I did a search but found nothing on this and I assume its more of a nuisance than anything. AFTER shutting off my truck there is a ticking sound coming from underneath the truck. I always assumed this was some sort of heatshield issue on other vehicles. But with mine it goes on for what seems to be a minute or more. Way more than I have ever seen, Anyone with any thoughts?


----------



## NorthernSvc's (Mar 12, 2006)

when metal gets hot it expands, metal moving on metal= noise, when the exhaust system starts to cool it shrinks ( however so slightly) these sounds are normal


----------



## grec-o-face (Jul 7, 2009)

Agreed. As said above; Totally normal.


----------



## forestfireguy (Oct 7, 2006)

Agreed, normal. I was a Lexus tech for a long time, very common complaint........


----------



## DeereFarmer (Dec 12, 2005)

I don't know what motor you have, but my V10 always used to make the smae noise after being turned off.


----------



## tuney443 (Jun 25, 2006)

You ought to hear the moans and groans from my 2 45' box storage trailers where I usually do my maintenance when the sun starts cooking them.Sometimes they scare the hell out of me. Expansion and contraction that's all.


----------



## kurtandshan (Sep 1, 2010)

I figured that's what it was it just seems that this particular engine does way longer than anything I have seen. My previous 5.4 it wasn't even noticable.


----------



## FLC2004 (Aug 29, 2010)

kurtandshan;1080899 said:


> I did a search but found nothing on this and I assume its more of a nuisance than anything. AFTER shutting off my truck there is a ticking sound coming from underneath the truck. I always assumed this was some sort of heatshield issue on other vehicles. But with mine it goes on for what seems to be a minute or more. Way more than I have ever seen, Anyone with any thoughts?

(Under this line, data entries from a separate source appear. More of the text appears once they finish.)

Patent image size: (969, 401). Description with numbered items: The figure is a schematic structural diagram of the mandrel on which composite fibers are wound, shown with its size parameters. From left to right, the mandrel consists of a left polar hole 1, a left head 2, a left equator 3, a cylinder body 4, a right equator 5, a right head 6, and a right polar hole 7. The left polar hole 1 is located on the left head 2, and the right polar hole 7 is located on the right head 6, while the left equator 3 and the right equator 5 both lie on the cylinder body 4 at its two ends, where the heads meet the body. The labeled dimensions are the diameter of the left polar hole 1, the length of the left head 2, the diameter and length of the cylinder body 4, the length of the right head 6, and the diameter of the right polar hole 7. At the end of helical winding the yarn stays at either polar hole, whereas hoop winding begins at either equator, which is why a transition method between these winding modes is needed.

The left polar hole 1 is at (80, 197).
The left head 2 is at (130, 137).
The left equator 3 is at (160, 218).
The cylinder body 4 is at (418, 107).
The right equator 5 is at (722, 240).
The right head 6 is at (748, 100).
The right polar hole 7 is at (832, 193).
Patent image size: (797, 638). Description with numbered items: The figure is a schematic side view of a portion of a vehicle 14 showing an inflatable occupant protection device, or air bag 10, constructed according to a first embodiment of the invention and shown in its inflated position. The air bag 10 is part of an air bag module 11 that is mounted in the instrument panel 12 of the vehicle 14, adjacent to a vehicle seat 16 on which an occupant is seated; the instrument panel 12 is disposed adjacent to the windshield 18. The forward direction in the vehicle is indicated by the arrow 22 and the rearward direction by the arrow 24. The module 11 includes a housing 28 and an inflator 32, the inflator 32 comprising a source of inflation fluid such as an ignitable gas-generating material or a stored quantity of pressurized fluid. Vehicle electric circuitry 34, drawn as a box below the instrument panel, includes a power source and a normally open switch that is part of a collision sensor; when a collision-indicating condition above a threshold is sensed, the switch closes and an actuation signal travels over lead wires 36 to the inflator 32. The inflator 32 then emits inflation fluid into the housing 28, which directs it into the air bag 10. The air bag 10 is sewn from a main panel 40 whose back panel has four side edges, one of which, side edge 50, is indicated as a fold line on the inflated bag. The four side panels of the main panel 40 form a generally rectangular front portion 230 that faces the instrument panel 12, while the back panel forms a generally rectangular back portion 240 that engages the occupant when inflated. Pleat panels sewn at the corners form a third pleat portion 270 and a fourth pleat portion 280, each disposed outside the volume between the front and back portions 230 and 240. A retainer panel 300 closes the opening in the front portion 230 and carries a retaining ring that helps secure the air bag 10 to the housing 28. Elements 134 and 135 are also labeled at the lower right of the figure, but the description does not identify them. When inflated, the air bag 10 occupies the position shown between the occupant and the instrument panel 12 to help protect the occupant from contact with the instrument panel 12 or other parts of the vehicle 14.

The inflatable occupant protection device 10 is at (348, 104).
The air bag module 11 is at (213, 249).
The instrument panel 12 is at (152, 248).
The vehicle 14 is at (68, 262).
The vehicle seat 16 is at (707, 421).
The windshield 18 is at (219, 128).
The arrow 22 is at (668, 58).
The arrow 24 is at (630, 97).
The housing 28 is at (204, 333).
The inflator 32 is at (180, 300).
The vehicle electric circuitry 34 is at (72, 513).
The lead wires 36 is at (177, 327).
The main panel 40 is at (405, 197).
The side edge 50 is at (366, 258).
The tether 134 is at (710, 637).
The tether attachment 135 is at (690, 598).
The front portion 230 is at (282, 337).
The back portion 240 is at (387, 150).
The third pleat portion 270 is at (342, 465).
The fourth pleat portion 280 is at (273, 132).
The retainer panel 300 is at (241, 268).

Mine does it too, more so when it was newer. Its completely normal.


----------



## Pinky Demon (Jan 6, 2010)

Every vehicle I have does that. Don't worry about it man.


----------



## kurtandshan (Sep 1, 2010)

Not worried, just askin.... Thanks for the info everyone. I knew it wasn't anything to worry about cause the engine was off.


----------



## quisman (Nov 1, 2010)

Hey all, new to the forum !
I just wanted to chime in and ask if you have a aftermarket exhaust. I notice my friends 05 5.4 F150 doesn't make a sound but my 06 F350 is like a chior when I turn it off. All I can think is the gibson dual exhaust is the cheaper exhaust...like 430 or whatever it is...not the 304SS. That and maybe because the truck is so damn long.


----------



## gtstang462002 (Dec 23, 2009)

quisman;1102820 said:


> Hey all, new to the forum !
> I just wanted to chime in and ask if you have a aftermarket exhaust. I notice my friends 05 5.4 F150 doesn't make a sound but my 06 F350 is like a chior when I turn it off. All I can think is the gibson dual exhaust is the cheaper exhaust...like 430 or whatever it is...not the 304SS. That and maybe because the truck is so damn long.


Usually it is the heat shields on the catalytic converters that creak and pop. The big round and long mufflers have been known to make lots of noise as well.


----------



## quisman (Nov 1, 2010)

Makes sense...never really bothered me...really all my V8's have done it since my 78F150 but this one is LOUD ! Now that I think of it, it's towards the box also...prolly mufflers.


----------